Extracellular matrix: fibrillins, fibulins, and elastin. Vascular smooth muscle cells interact with multiple components of the extracellular matrix including fibrillins, fibulins, and elastin proteins. One function of fibulin proteins is to localize lysyl oxidase (LOX) to fibrillin microfibrils. LOX functions both to catalyze the formation of amorphous elastin from tropoelastin as well as to enzymatically inactivate free TGF-β. As expected, deficiency of either fibulins-4 or fibulins-5 causes a profound failure of elastogenesis. However, only deficiency of fibulin-4 causes aortic aneurysm, perhaps related to its ability to recruit LOX to microfibrils.
Figure 2.
Figure 2.
Canonical and noncanonical TGF-β signaling. Microfibrils composed of fibrillin-1 bind and sequester the large latent complex (LLC) of TGF-β. Activation of TGF-β by proteases (e.g., thrombospondin-1) and/or integrin-mediated mechanisms, allows ligand binding to the TGF-β receptor. Canonical TGF-β signaling is mediated by receptor phosphorylation of R-Smads including Smad2 and Smad3. Phosphorylated R-Smads bind to the cosmad, Smad4, and translocate to the nucleus where the complex directs transcriptional events. The TGF-β repressor SKI acts at multiple levels to suppress canonical TGF-β signaling including R-Smad phosphorylation, nuclear translocation, and direct suppression of the transcriptional complex through recruitment of transcriptional corepressors.

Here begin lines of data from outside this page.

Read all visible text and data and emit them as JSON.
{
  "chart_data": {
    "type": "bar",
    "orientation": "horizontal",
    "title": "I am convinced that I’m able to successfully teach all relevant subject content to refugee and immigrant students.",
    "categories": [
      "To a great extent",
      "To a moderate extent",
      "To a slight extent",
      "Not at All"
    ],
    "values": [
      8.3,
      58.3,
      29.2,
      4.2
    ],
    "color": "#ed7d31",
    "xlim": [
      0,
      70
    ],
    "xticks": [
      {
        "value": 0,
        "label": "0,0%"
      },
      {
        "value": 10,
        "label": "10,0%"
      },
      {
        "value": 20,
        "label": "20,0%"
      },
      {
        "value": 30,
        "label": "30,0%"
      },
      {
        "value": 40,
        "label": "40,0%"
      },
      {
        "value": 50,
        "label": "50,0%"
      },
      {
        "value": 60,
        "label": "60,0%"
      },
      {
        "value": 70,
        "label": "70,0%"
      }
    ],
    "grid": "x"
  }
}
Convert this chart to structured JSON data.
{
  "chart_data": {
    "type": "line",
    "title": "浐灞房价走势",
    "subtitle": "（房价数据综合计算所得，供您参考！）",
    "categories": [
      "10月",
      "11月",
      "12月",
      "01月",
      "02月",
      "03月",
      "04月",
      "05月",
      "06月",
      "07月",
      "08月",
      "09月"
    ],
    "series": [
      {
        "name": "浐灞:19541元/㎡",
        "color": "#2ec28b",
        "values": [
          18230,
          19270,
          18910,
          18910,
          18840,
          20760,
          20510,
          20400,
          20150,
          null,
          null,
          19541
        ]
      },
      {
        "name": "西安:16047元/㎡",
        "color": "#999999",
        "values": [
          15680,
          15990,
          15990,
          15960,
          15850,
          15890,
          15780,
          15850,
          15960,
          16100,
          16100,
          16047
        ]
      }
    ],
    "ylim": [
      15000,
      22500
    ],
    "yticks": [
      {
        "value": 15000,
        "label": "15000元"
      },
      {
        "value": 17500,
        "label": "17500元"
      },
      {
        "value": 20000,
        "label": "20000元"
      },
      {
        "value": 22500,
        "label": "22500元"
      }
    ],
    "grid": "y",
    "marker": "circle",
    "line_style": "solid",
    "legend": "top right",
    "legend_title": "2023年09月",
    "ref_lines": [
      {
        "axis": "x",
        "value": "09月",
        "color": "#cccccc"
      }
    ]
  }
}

TGF-β receptors also activate so-called noncanonical signaling such as extracellular regulated kinases or ERKs. TGF-β signaling also activates RhoA activity, a known activator of smooth muscle cell contraction through myosin-actin interaction (green). Human genetic mutations have been described in all depicted members of the canonical TGF-β pathway (blue) but have not been described in noncanonical pathways required for aneurysm progression (red). Mutations causing aneurysm have been described in genes encoding smooth muscle myosin (MYH11), α-smooth muscle actin (ACTA2), and myosin light chain kinase (MYLK) but mechanistic explanation and/or the interaction between these pathways and TGF-β signaling are lacking. β2, TGF-β2; LLC, large latent complex of TGF-β; ROCK, RhoA-kinase; MLCP, myosin light chain phosphatase; MLCK, myosin light chain kinase; α-SMA, α-smooth muscle actin; ERK1, extracellular regulated protein kinase; JNK, c-Jun amino-terminal kinase; MAPK, any MAP kinase: ERK1, JNK, or p38.